Es gibt kaum noch Hoffnung, den vermissten Dresdner Bootsmann und das zweite verschollene Besatzungsmitglied in der Nähe des Loreleyfelsens lebend zu finden. Bereits seit Donnerstag wird nach ihnen gesucht. Erfolglos! +++

DRESDEN FERNSEHEN fragte einen Familienfreund des Schiffsführers, nach dem aktuellen Stand.
Die Suche nach den beiden vermissten Bootsleuten in St. Goarshausen am Rhein ging am Wochenende weiter. Es gibt inzwischen kaum noch Hoffnung, sie lebend zu finden. 

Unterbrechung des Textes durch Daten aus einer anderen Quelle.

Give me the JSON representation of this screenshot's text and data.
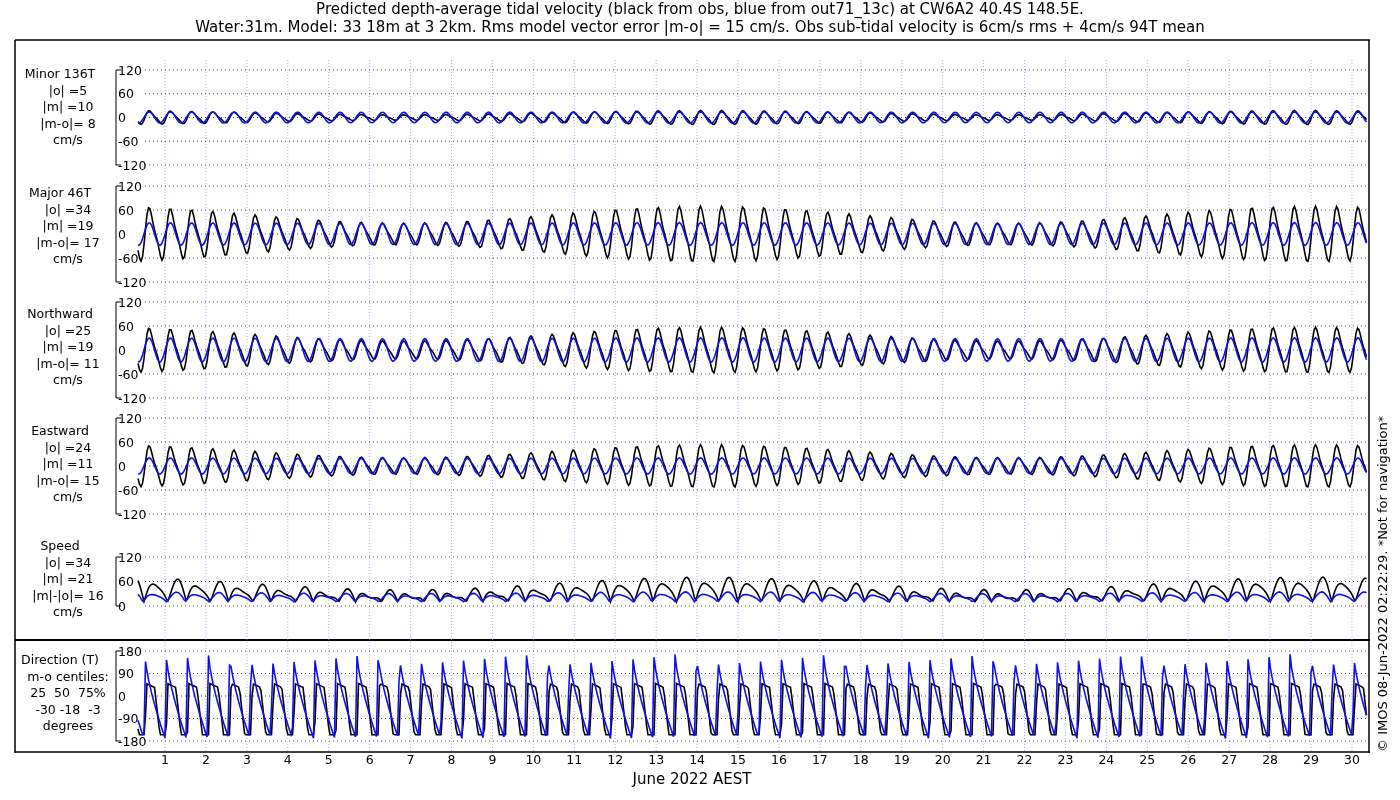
{
  "title": {
    "line_1": "Predicted depth-average tidal velocity (black from obs, blue from out71_13c) at CW6A2 40.4S 148.5E.",
    "line_2": "Water:31m. Model: 33 18m at 3 2km. Rms model vector error |m-o| = 15 cm/s. Obs sub-tidal velocity is 6cm/s rms + 4cm/s 94T mean"
  },
  "panels": [
    {
      "kind": "signed",
      "label_lines": [
        "Minor 136T",
        "|o| =5",
        "|m| =10",
        "|m-o|= 8",
        "cm/s"
      ],
      "yticks": [
        "120",
        "60",
        "0",
        "-60",
        "-120"
      ]
    },
    {
      "kind": "signed",
      "label_lines": [
        "Major 46T",
        "|o| =34",
        "|m| =19",
        "|m-o|= 17",
        "cm/s"
      ],
      "yticks": [
        "120",
        "60",
        "0",
        "-60",
        "-120"
      ]
    },
    {
      "kind": "signed",
      "label_lines": [
        "Northward",
        "|o| =25",
        "|m| =19",
        "|m-o|= 11",
        "cm/s"
      ],
      "yticks": [
        "120",
        "60",
        "0",
        "-60",
        "-120"
      ]
    },
    {
      "kind": "signed",
      "label_lines": [
        "Eastward",
        "|o| =24",
        "|m| =11",
        "|m-o|= 15",
        "cm/s"
      ],
      "yticks": [
        "120",
        "60",
        "0",
        "-60",
        "-120"
      ]
    },
    {
      "kind": "speed",
      "label_lines": [
        "Speed",
        "|o| =34",
        "|m| =21",
        "|m|-|o|= 16",
        "cm/s"
      ],
      "yticks": [
        "120",
        "60",
        "0"
      ]
    },
    {
      "kind": "direction",
      "label_lines": [
        "Direction (T)",
        "m-o centiles:",
        "25  50  75%",
        "-30 -18  -3",
        "degrees"
      ],
      "yticks": [
        "180",
        "90",
        "0",
        "-90",
        "-180"
      ]
    }
  ],
  "x_axis": {
    "ticks": [
      "1",
      "2",
      "3",
      "4",
      "5",
      "6",
      "7",
      "8",
      "9",
      "10",
      "11",
      "12",
      "13",
      "14",
      "15",
      "16",
      "17",
      "18",
      "19",
      "20",
      "21",
      "22",
      "23",
      "24",
      "25",
      "26",
      "27",
      "28",
      "29",
      "30"
    ],
    "label": "June 2022 AEST"
  },
  "credit": "© IMOS 08-Jun-2022 02:22:29. *Not for navigation*"
}
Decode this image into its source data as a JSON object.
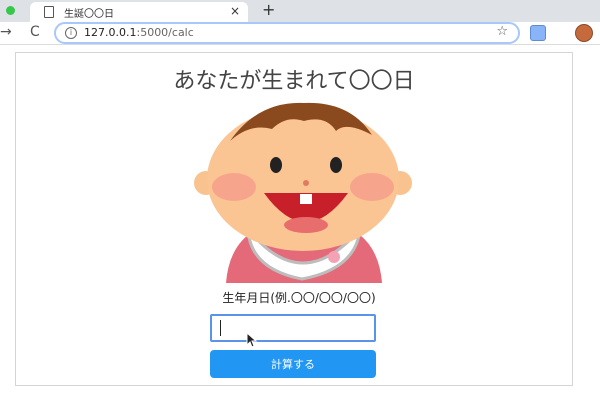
{
  "browser": {
    "tab_title": "生誕〇〇日",
    "tab_close": "×",
    "new_tab": "+",
    "url_host": "127.0.0.1",
    "url_path": ":5000/calc",
    "nav_back": "→",
    "reload": "C",
    "star": "☆",
    "info": "i"
  },
  "page": {
    "title": "あなたが生まれて〇〇日",
    "dob_label": "生年月日(例.〇〇/〇〇/〇〇)",
    "dob_value": "",
    "button_label": "計算する"
  },
  "colors": {
    "accent": "#2196f3",
    "input_focus": "#5b93e8",
    "traffic_green": "#35c84a"
  },
  "icons": {
    "tab": "document-icon",
    "omnibox": "info-icon",
    "bookmark": "star-icon",
    "extension": "extension-icon",
    "profile": "profile-avatar-icon"
  }
}
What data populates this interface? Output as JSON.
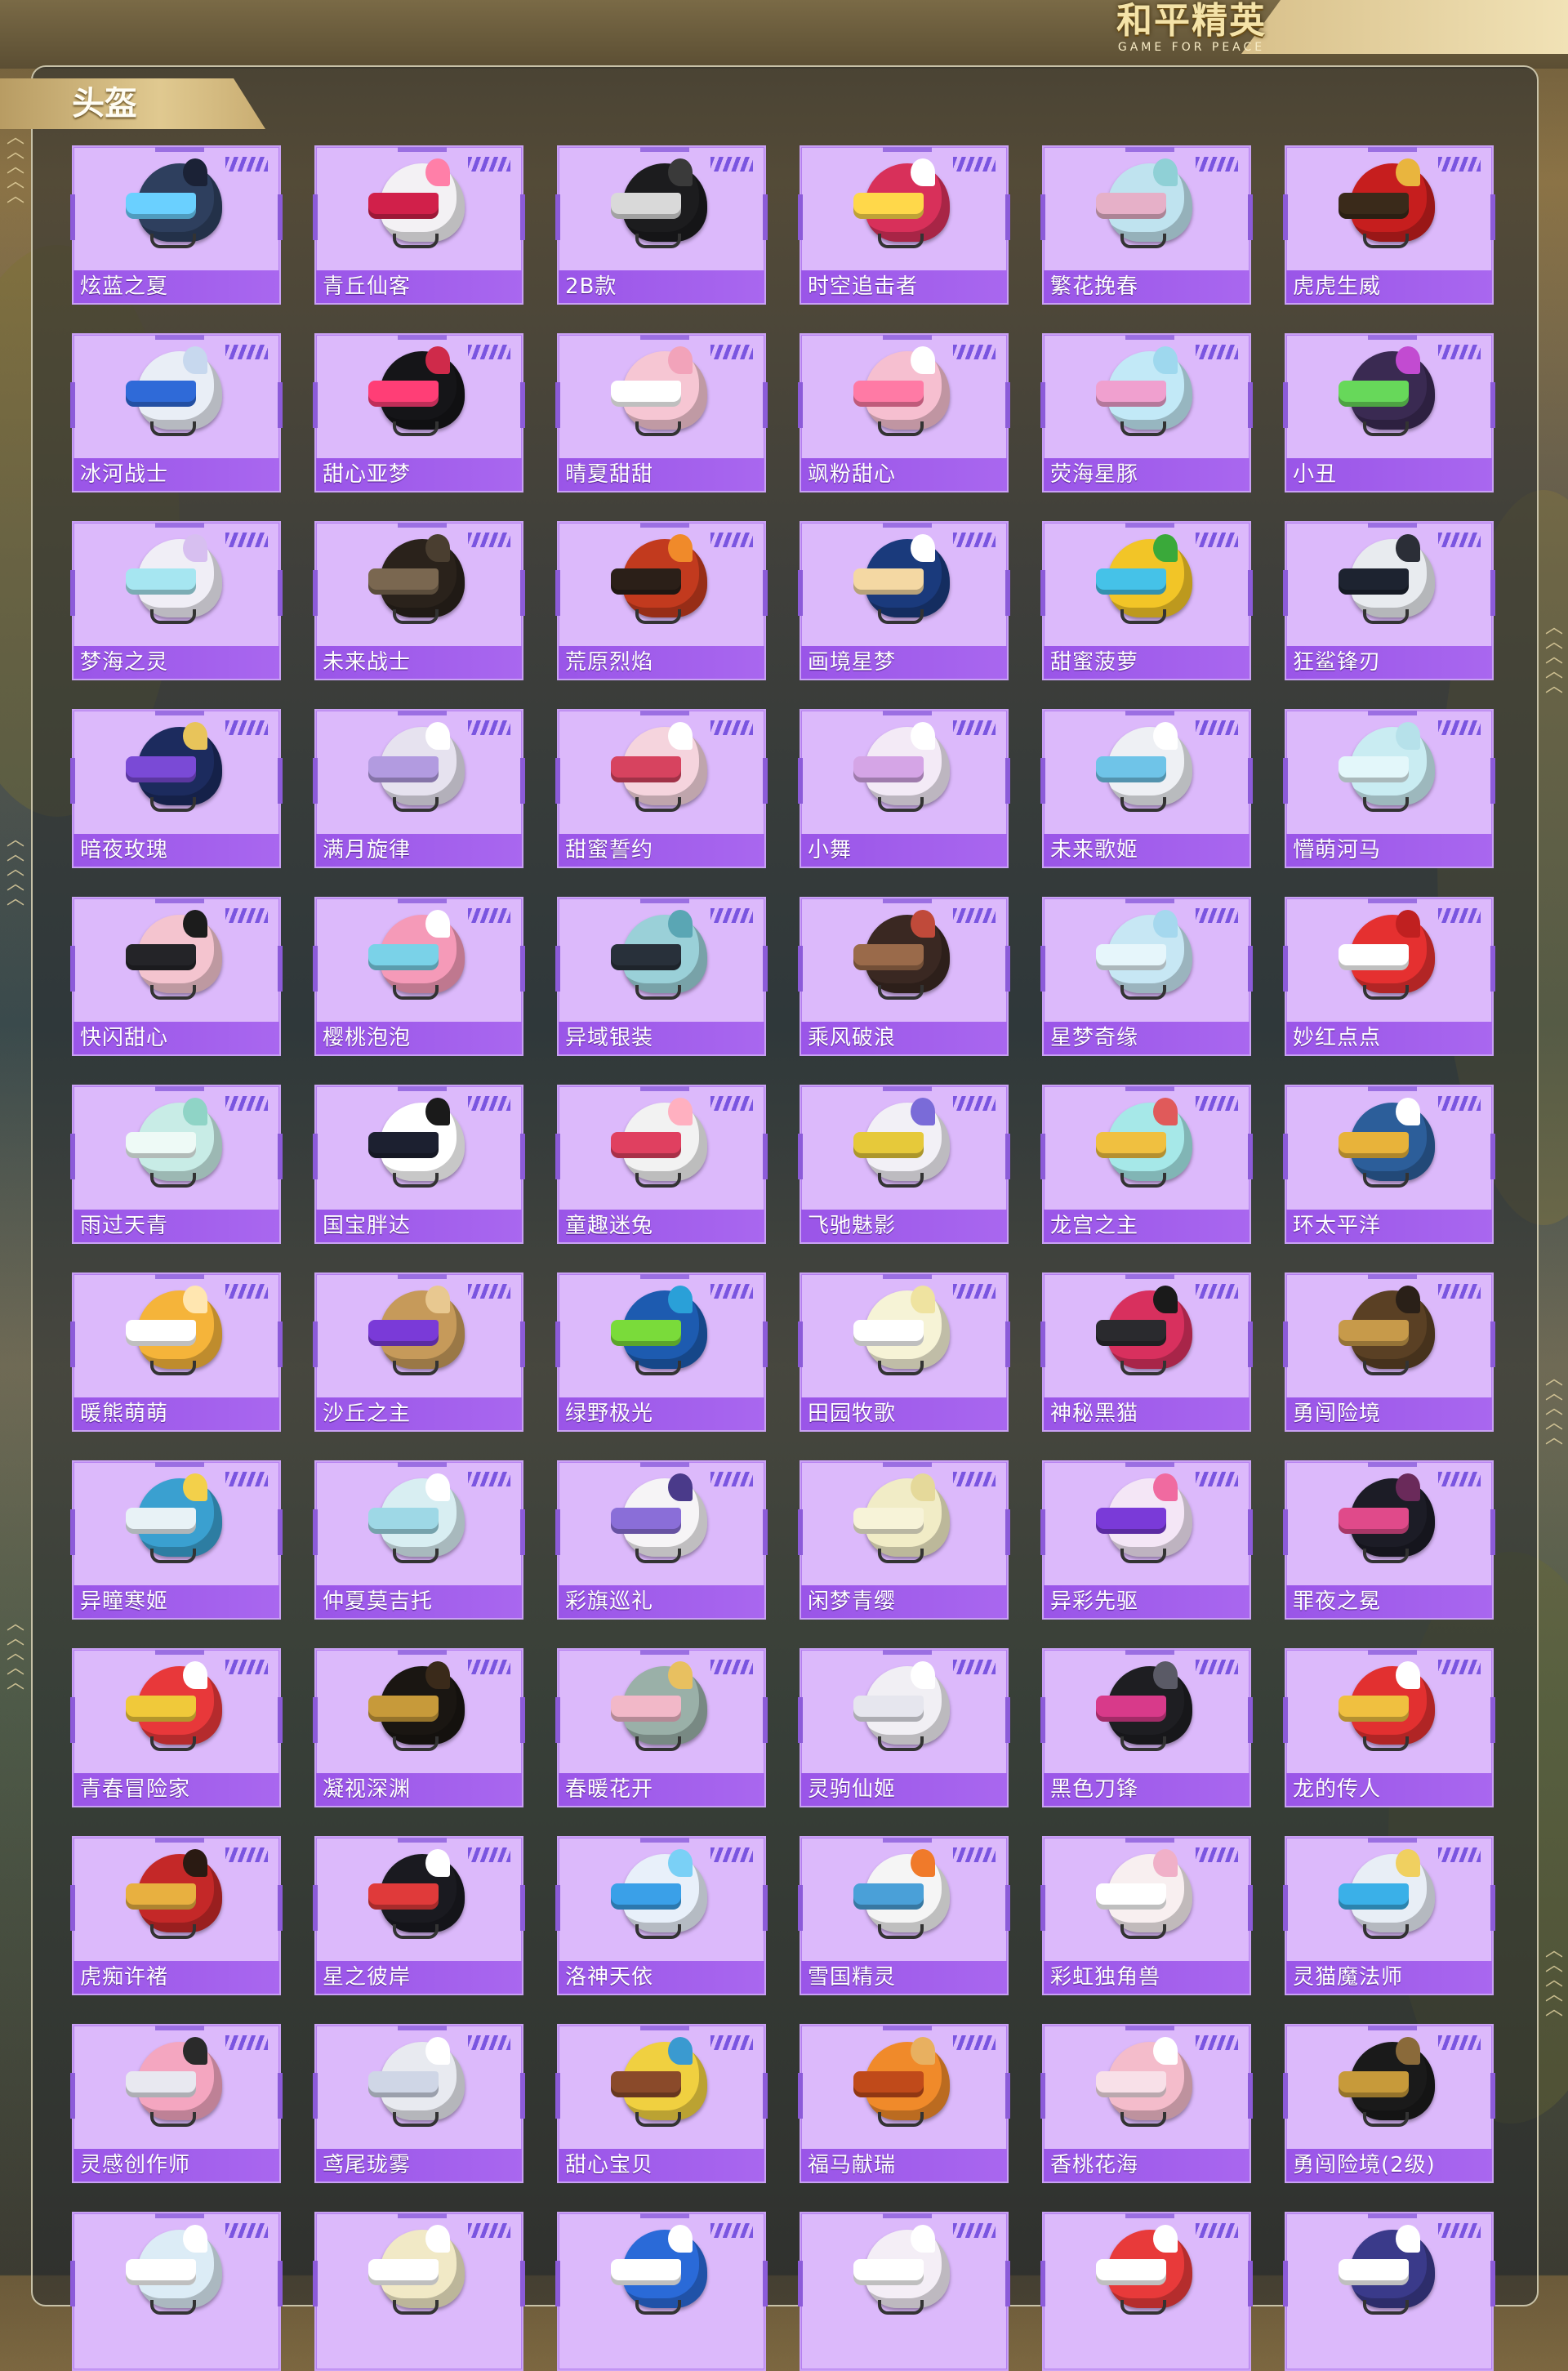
{
  "header": {
    "logo_cn": "和平精英",
    "logo_en": "GAME FOR PEACE"
  },
  "section": {
    "title": "头盔"
  },
  "colors": {
    "card_bg": "#dcb9fb",
    "label_bg": "#a05ded",
    "panel_border": "#c8c2a8",
    "tab_gold": "#d9c287"
  },
  "helmets": [
    {
      "name": "炫蓝之夏",
      "dome": "#2e3f5e",
      "visor": "#6ad0ff",
      "accent": "#1b2236"
    },
    {
      "name": "青丘仙客",
      "dome": "#f3f1f4",
      "visor": "#d1204a",
      "accent": "#ff7fa8"
    },
    {
      "name": "2B款",
      "dome": "#1c1c1e",
      "visor": "#d9d9d9",
      "accent": "#3a3a3a"
    },
    {
      "name": "时空追击者",
      "dome": "#d8305a",
      "visor": "#ffd84a",
      "accent": "#ffffff"
    },
    {
      "name": "繁花挽春",
      "dome": "#bfe3ef",
      "visor": "#e6b0c8",
      "accent": "#8fd0d6"
    },
    {
      "name": "虎虎生威",
      "dome": "#c61e1e",
      "visor": "#3a2a1a",
      "accent": "#e9b53e"
    },
    {
      "name": "冰河战士",
      "dome": "#e9eef6",
      "visor": "#2f6ad8",
      "accent": "#c7d8ee"
    },
    {
      "name": "甜心亚梦",
      "dome": "#151518",
      "visor": "#ff3e76",
      "accent": "#cf2a4a"
    },
    {
      "name": "晴夏甜甜",
      "dome": "#f6c6d3",
      "visor": "#ffffff",
      "accent": "#f2a3ba"
    },
    {
      "name": "飒粉甜心",
      "dome": "#f6bfd0",
      "visor": "#ff7aa5",
      "accent": "#ffffff"
    },
    {
      "name": "荧海星豚",
      "dome": "#c2e9f7",
      "visor": "#f0a0cf",
      "accent": "#9ed8ee"
    },
    {
      "name": "小丑",
      "dome": "#3a2a52",
      "visor": "#67d85a",
      "accent": "#c24bd1"
    },
    {
      "name": "梦海之灵",
      "dome": "#f0eef6",
      "visor": "#a6e6f1",
      "accent": "#d7bff0"
    },
    {
      "name": "未来战士",
      "dome": "#2a221b",
      "visor": "#7a6750",
      "accent": "#4a3e30"
    },
    {
      "name": "荒原烈焰",
      "dome": "#c23a1e",
      "visor": "#2b1f18",
      "accent": "#f08a2a"
    },
    {
      "name": "画境星梦",
      "dome": "#1a3a7c",
      "visor": "#f4d8a3",
      "accent": "#ffffff"
    },
    {
      "name": "甜蜜菠萝",
      "dome": "#f2c527",
      "visor": "#45c2e8",
      "accent": "#3aa93a"
    },
    {
      "name": "狂鲨锋刃",
      "dome": "#e8ebef",
      "visor": "#1d2330",
      "accent": "#2b2e37"
    },
    {
      "name": "暗夜玫瑰",
      "dome": "#1c2b5e",
      "visor": "#7a4ad6",
      "accent": "#e8c45a"
    },
    {
      "name": "满月旋律",
      "dome": "#e6e2ef",
      "visor": "#b29be0",
      "accent": "#ffffff"
    },
    {
      "name": "甜蜜誓约",
      "dome": "#f5d4dd",
      "visor": "#d7435f",
      "accent": "#ffffff"
    },
    {
      "name": "小舞",
      "dome": "#f3eaf6",
      "visor": "#d5a5e6",
      "accent": "#ffffff"
    },
    {
      "name": "未来歌姬",
      "dome": "#eef0f4",
      "visor": "#6fc4e8",
      "accent": "#ffffff"
    },
    {
      "name": "懵萌河马",
      "dome": "#c9ecf2",
      "visor": "#e3f7fa",
      "accent": "#b6e1ea"
    },
    {
      "name": "快闪甜心",
      "dome": "#f4c4cf",
      "visor": "#242428",
      "accent": "#1c1c1c"
    },
    {
      "name": "樱桃泡泡",
      "dome": "#f59ab8",
      "visor": "#7ad2e8",
      "accent": "#ffffff"
    },
    {
      "name": "异域银装",
      "dome": "#9ad0d8",
      "visor": "#28303a",
      "accent": "#5aa6b4"
    },
    {
      "name": "乘风破浪",
      "dome": "#3a2822",
      "visor": "#9a6a4a",
      "accent": "#c04a3a"
    },
    {
      "name": "星梦奇缘",
      "dome": "#c7e7f4",
      "visor": "#e6f6fb",
      "accent": "#a5d8ee"
    },
    {
      "name": "妙红点点",
      "dome": "#e53030",
      "visor": "#ffffff",
      "accent": "#c02020"
    },
    {
      "name": "雨过天青",
      "dome": "#c8ece6",
      "visor": "#eefaf6",
      "accent": "#8fd4c6"
    },
    {
      "name": "国宝胖达",
      "dome": "#ffffff",
      "visor": "#1c2030",
      "accent": "#1a1a1a"
    },
    {
      "name": "童趣迷兔",
      "dome": "#f2f2f2",
      "visor": "#e04060",
      "accent": "#ffb0c0"
    },
    {
      "name": "飞驰魅影",
      "dome": "#f2f0f6",
      "visor": "#e6c93a",
      "accent": "#7a6bd8"
    },
    {
      "name": "龙宫之主",
      "dome": "#a6e8e8",
      "visor": "#f0c040",
      "accent": "#e05a5a"
    },
    {
      "name": "环太平洋",
      "dome": "#2c5e9a",
      "visor": "#e8b33a",
      "accent": "#ffffff"
    },
    {
      "name": "暖熊萌萌",
      "dome": "#f5b43a",
      "visor": "#ffffff",
      "accent": "#ffe6b0"
    },
    {
      "name": "沙丘之主",
      "dome": "#c69a5a",
      "visor": "#7a3ad8",
      "accent": "#e8c890"
    },
    {
      "name": "绿野极光",
      "dome": "#1d5bb0",
      "visor": "#7adb3a",
      "accent": "#2aa0d8"
    },
    {
      "name": "田园牧歌",
      "dome": "#f6f3d6",
      "visor": "#ffffff",
      "accent": "#efe3a0"
    },
    {
      "name": "神秘黑猫",
      "dome": "#d8305e",
      "visor": "#2a2a2e",
      "accent": "#1a1a1a"
    },
    {
      "name": "勇闯险境",
      "dome": "#5a4024",
      "visor": "#c79a4a",
      "accent": "#2a2018"
    },
    {
      "name": "异瞳寒姬",
      "dome": "#3aa0d0",
      "visor": "#e8f2f6",
      "accent": "#f3d04a"
    },
    {
      "name": "仲夏莫吉托",
      "dome": "#d8eef2",
      "visor": "#9ed8e6",
      "accent": "#ffffff"
    },
    {
      "name": "彩旗巡礼",
      "dome": "#f6f4f6",
      "visor": "#8a6ed8",
      "accent": "#4a3a8a"
    },
    {
      "name": "闲梦青缨",
      "dome": "#f1ecc6",
      "visor": "#f7f3d8",
      "accent": "#e5d99a"
    },
    {
      "name": "异彩先驱",
      "dome": "#f4e6f6",
      "visor": "#7a3ad8",
      "accent": "#f06aa0"
    },
    {
      "name": "罪夜之冕",
      "dome": "#1c1c26",
      "visor": "#e04a8a",
      "accent": "#6a2a5a"
    },
    {
      "name": "青春冒险家",
      "dome": "#e8383a",
      "visor": "#f0c93a",
      "accent": "#ffffff"
    },
    {
      "name": "凝视深渊",
      "dome": "#1a1612",
      "visor": "#c79a3a",
      "accent": "#3a2a1a"
    },
    {
      "name": "春暖花开",
      "dome": "#9ab0a8",
      "visor": "#f2b8c8",
      "accent": "#e8c060"
    },
    {
      "name": "灵驹仙姬",
      "dome": "#f1eff4",
      "visor": "#e6e6ee",
      "accent": "#ffffff"
    },
    {
      "name": "黑色刀锋",
      "dome": "#1e1e22",
      "visor": "#d83a8a",
      "accent": "#5a5a66"
    },
    {
      "name": "龙的传人",
      "dome": "#e23030",
      "visor": "#f0c040",
      "accent": "#ffffff"
    },
    {
      "name": "虎痴许褚",
      "dome": "#c42828",
      "visor": "#e8b040",
      "accent": "#2a1a12"
    },
    {
      "name": "星之彼岸",
      "dome": "#1a1a20",
      "visor": "#e03a3a",
      "accent": "#ffffff"
    },
    {
      "name": "洛神天依",
      "dome": "#e8f0fa",
      "visor": "#3aa0e8",
      "accent": "#7ad0f6"
    },
    {
      "name": "雪国精灵",
      "dome": "#f5f5f5",
      "visor": "#4aa0d8",
      "accent": "#f07a2a"
    },
    {
      "name": "彩虹独角兽",
      "dome": "#f8eff0",
      "visor": "#ffffff",
      "accent": "#f0b0c8"
    },
    {
      "name": "灵猫魔法师",
      "dome": "#e8eef6",
      "visor": "#3ab0e8",
      "accent": "#f0d060"
    },
    {
      "name": "灵感创作师",
      "dome": "#f4a6c0",
      "visor": "#e8e8f0",
      "accent": "#2a2a2a"
    },
    {
      "name": "鸢尾珑雾",
      "dome": "#e8eaf0",
      "visor": "#cfd6e6",
      "accent": "#ffffff"
    },
    {
      "name": "甜心宝贝",
      "dome": "#f0d040",
      "visor": "#8a4a2a",
      "accent": "#3a9ad0"
    },
    {
      "name": "福马献瑞",
      "dome": "#f08a2a",
      "visor": "#c04a1a",
      "accent": "#e8b060"
    },
    {
      "name": "香桃花海",
      "dome": "#f4bccb",
      "visor": "#f8e0e8",
      "accent": "#ffffff"
    },
    {
      "name": "勇闯险境(2级)",
      "dome": "#1a1a1a",
      "visor": "#c79a3a",
      "accent": "#8a6a3a"
    },
    {
      "name": "",
      "dome": "#dcecf6",
      "visor": "#ffffff",
      "accent": "#ffffff"
    },
    {
      "name": "",
      "dome": "#f1e9c6",
      "visor": "#ffffff",
      "accent": "#ffffff"
    },
    {
      "name": "",
      "dome": "#2a6ad8",
      "visor": "#ffffff",
      "accent": "#ffffff"
    },
    {
      "name": "",
      "dome": "#f4eef6",
      "visor": "#ffffff",
      "accent": "#ffffff"
    },
    {
      "name": "",
      "dome": "#e83a3a",
      "visor": "#ffffff",
      "accent": "#ffffff"
    },
    {
      "name": "",
      "dome": "#3a3a8a",
      "visor": "#ffffff",
      "accent": "#ffffff"
    }
  ]
}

Einer der beiden Männer stammt aus Dresden, sein Sohn wurde lebend geborgen. Zur Zeit ist der Mann noch in einem Krankenhaus in Rheinland Pflalz, er soll diese Woche aber nach Dresden verlegt werden. Sein Sohn war  einer der beiden nach dem Unglück geretteten Besatzungsmitglieder.

Die Bergung des mit 2400 Tonnen Schwefelsäure beladenen deutschen Tankers soll bis zu vier Wochen dauern. Das Hochwasser hatte die Vorbereitungen für die Bergung des im Rhein bei St. Goarshausen gekenterten Säure-Tankers am Wochenende behindert. Zwei aus Duisburg angeforderte Schiffskräne konnten sich wegen des hohen Wasserstands nicht auf den Weg zum Unglücksort in der Nähe des Loreleyfelsens machen.